25 gennaio 1967. In quella data cominciò ufficialmente in Italia, con la prima occupazione generalizzata di quasi tutte le università, quel lungo periodo di lotte politiche e sociali passato alla storia come “Il ’68”. Il primo atto fu l’occupazione della facoltà di chimica dell’università di Cagliari, seguita dall’occupazione della facoltà di giurisprudenza e, a ruota, di tutte le altre facoltà. 

Queste iniziative furono la più drastica manifestazione di protesta nel quadro di una battaglia che era in atto da tempo contro il progetto di legge n° 2314 del maggio 1965 per la riforma dell’università e delle scuole superiori, meglio noto come “Piano Gui” dal nome dell’allora ministro della pubblica istruzione che l’aveva predisposto. Io avevo, all’epoca, terminato tutti gli esami e completato la tesi, ma, con grande indignazione di mio padre, che non aveva mai visto un membro della famiglia, ancorché solo ventiduenne, laurearsi fuori corso, sia pur di una sessione, decisi di non depositarla, essendo impegnato a organizzare la protesta.

L’occupazione si concluse il 10 febbraio. Mi organizzai quindi per depositare la tesi per potermi laureare a giugno. Scoprii che il mio professore referente, il docente di diritto ecclesiastico Domenico Barillaro, la cui firma era necessaria per procedere al deposito, era negli Stati Uniti per partecipare a un convegno internazionale e sarebbe tornato solo dopo la scadenza del termine.

Mi studiai, allora, la normativa che regolava la materia, scoprendo che, in assenza del titolare, la firma sulla tesi poteva essere apposta dal preside della facoltà. Mi recai, quindi, a casa della professoressa Paola Maria Arcari, per chiederle di firmare la richiesta di deposito della tesi.

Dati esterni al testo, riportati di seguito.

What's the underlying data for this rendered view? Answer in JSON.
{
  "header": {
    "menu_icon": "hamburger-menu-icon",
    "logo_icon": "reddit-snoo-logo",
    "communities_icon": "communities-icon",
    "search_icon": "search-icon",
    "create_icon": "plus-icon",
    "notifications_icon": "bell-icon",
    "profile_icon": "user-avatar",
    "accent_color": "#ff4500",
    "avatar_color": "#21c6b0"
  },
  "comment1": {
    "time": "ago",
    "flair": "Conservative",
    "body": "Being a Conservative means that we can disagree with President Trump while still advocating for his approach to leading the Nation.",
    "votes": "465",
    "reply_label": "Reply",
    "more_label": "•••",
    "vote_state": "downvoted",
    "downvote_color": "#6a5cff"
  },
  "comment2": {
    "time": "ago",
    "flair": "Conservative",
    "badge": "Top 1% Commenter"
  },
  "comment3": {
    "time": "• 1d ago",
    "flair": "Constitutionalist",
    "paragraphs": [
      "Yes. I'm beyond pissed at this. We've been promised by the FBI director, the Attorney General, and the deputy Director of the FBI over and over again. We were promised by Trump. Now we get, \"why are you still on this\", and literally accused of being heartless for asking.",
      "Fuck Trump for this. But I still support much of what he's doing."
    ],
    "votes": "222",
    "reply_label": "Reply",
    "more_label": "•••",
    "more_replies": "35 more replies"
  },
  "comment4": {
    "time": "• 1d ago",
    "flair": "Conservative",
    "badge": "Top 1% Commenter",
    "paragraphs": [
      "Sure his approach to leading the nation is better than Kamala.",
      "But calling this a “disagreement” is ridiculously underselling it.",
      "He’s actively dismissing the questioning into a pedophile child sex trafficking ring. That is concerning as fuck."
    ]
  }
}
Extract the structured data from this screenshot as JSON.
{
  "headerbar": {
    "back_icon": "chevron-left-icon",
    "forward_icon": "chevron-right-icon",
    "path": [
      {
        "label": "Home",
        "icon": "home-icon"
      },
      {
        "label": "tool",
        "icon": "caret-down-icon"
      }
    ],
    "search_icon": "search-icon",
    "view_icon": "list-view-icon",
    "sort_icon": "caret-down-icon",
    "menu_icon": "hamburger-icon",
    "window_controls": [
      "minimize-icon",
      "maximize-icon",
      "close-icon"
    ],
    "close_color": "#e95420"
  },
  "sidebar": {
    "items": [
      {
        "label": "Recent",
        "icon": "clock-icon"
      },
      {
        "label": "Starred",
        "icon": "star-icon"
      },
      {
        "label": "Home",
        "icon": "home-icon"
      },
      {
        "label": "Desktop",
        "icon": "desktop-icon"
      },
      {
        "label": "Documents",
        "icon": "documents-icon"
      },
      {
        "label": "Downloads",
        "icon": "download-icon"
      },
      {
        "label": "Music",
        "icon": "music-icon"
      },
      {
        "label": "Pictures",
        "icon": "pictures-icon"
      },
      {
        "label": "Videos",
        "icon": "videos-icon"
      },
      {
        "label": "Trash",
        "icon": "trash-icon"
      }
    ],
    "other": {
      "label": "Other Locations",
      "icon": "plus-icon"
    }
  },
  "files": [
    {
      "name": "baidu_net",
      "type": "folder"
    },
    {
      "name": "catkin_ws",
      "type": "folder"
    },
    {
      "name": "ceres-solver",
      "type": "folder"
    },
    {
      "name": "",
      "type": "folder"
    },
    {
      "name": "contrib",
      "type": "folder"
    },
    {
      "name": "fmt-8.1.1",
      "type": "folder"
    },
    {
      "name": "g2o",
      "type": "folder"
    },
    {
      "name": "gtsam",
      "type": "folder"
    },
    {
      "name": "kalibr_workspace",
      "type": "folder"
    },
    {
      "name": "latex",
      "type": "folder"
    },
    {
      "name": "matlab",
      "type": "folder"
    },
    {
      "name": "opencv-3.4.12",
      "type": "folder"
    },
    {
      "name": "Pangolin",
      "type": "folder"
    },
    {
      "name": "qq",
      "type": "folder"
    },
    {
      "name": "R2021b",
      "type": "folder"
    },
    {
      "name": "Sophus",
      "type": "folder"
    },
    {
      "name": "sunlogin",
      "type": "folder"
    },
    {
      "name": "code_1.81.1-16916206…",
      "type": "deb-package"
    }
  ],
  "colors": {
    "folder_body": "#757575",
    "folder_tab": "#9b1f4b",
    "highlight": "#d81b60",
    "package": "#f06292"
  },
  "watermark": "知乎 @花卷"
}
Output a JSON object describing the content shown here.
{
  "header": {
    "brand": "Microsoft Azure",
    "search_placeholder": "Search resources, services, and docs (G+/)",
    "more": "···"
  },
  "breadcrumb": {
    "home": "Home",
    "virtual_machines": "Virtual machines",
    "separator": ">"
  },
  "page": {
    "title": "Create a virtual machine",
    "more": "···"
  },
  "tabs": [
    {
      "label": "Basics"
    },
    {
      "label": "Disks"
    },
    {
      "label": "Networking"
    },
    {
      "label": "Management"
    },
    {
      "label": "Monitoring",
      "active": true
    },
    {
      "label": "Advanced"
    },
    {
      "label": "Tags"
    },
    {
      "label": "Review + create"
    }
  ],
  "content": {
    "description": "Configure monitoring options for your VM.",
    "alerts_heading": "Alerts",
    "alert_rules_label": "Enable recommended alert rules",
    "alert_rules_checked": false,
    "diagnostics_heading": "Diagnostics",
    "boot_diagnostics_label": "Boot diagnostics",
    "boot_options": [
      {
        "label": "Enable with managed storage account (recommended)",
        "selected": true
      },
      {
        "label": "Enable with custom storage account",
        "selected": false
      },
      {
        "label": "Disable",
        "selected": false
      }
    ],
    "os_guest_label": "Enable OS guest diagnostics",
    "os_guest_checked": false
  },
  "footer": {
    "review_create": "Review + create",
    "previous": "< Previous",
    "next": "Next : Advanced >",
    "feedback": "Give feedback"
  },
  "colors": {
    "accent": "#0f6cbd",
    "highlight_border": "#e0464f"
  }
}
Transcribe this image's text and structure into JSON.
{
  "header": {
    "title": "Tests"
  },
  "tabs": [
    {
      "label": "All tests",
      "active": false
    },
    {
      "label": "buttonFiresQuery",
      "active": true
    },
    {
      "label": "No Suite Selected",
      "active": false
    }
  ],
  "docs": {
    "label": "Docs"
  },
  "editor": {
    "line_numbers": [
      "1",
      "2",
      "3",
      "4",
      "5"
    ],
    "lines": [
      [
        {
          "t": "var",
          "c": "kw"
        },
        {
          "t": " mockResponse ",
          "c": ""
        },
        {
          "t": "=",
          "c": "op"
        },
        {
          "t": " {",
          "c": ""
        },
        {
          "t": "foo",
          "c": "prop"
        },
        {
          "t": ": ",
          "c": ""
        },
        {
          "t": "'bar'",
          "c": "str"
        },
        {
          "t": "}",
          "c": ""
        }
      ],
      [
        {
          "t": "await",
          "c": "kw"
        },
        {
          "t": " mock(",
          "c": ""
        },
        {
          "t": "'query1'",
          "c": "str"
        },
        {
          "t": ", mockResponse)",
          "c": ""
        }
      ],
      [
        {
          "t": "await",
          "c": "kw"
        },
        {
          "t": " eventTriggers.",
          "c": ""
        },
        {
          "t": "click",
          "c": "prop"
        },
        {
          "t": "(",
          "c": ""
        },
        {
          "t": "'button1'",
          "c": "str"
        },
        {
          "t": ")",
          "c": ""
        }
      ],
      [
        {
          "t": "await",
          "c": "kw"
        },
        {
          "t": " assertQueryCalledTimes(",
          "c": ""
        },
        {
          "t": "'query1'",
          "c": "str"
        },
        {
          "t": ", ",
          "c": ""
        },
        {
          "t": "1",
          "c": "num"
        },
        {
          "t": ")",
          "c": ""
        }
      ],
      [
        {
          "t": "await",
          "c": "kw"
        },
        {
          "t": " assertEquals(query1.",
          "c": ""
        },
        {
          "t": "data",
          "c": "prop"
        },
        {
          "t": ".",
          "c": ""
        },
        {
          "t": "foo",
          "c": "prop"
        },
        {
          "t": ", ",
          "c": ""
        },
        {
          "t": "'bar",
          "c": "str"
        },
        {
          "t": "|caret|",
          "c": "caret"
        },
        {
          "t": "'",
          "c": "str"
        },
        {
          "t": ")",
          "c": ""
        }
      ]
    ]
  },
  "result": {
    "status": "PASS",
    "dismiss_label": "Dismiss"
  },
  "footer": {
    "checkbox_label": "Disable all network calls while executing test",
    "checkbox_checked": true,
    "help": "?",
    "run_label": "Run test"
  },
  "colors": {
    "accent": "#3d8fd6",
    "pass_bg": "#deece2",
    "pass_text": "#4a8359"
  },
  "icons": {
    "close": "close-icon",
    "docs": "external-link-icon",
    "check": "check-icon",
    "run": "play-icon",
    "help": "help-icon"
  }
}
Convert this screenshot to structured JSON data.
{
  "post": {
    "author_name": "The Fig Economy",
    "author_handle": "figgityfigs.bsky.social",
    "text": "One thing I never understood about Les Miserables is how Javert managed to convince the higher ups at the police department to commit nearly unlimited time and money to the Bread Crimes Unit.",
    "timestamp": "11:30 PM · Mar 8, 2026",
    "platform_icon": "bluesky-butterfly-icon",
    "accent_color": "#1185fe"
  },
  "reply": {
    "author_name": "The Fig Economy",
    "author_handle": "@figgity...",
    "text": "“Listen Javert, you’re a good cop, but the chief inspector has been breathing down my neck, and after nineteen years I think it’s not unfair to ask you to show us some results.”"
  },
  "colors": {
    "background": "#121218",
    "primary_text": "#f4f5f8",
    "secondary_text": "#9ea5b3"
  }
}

La professoressa, con la quale avevo avuto, nel corso degli anni, diversi scontri in relazione al suo mancato intervento per il comportamento a dir poco censurabile di molti docenti del corso di scienze politiche (allora giurisprudenza e scienze politiche erano riunite in un’unica facoltà), dichiarò subito che non avrebbe mai firmato la mia richiesta. Non mi scomposi più di tanto e le comunicai che sarei ritornato in facoltà, avrei affisso nell’atrio un “Daze bao” nel quale avrei denunciato che la Preside Arcari rifiutava di far laureare lo studente Macciotta, avrei promosso una nuova occupazione dell’istituto per protestare contro questo ingiustificato atto ritorsivo nei miei confronti e avrei poi depositato una denuncia contro la preside per rifiuto di atti d’ufficio.

A fronte di queste mie intenzioni la preside si convinse che era forse meglio, per lei, apporre la famosa firma e così riuscii a depositare in termini il mio lavoro. La professoressa Arcari, interrompendo una lunga consuetudine, si rifiutò però di presiedere la seduta di laurea che mi riguardava. Il dibattito interno alla commissione, dopo la conclusione della discussione, fu lungo e acceso, con urla che si udirono fino al piano sottostante l’aula magna e si concluse, contravvenendo a una consolidata tradizione, senza che mi fosse aggiunto un solo punto alla media base di cui godevo che era, peraltro, un onorevole 27.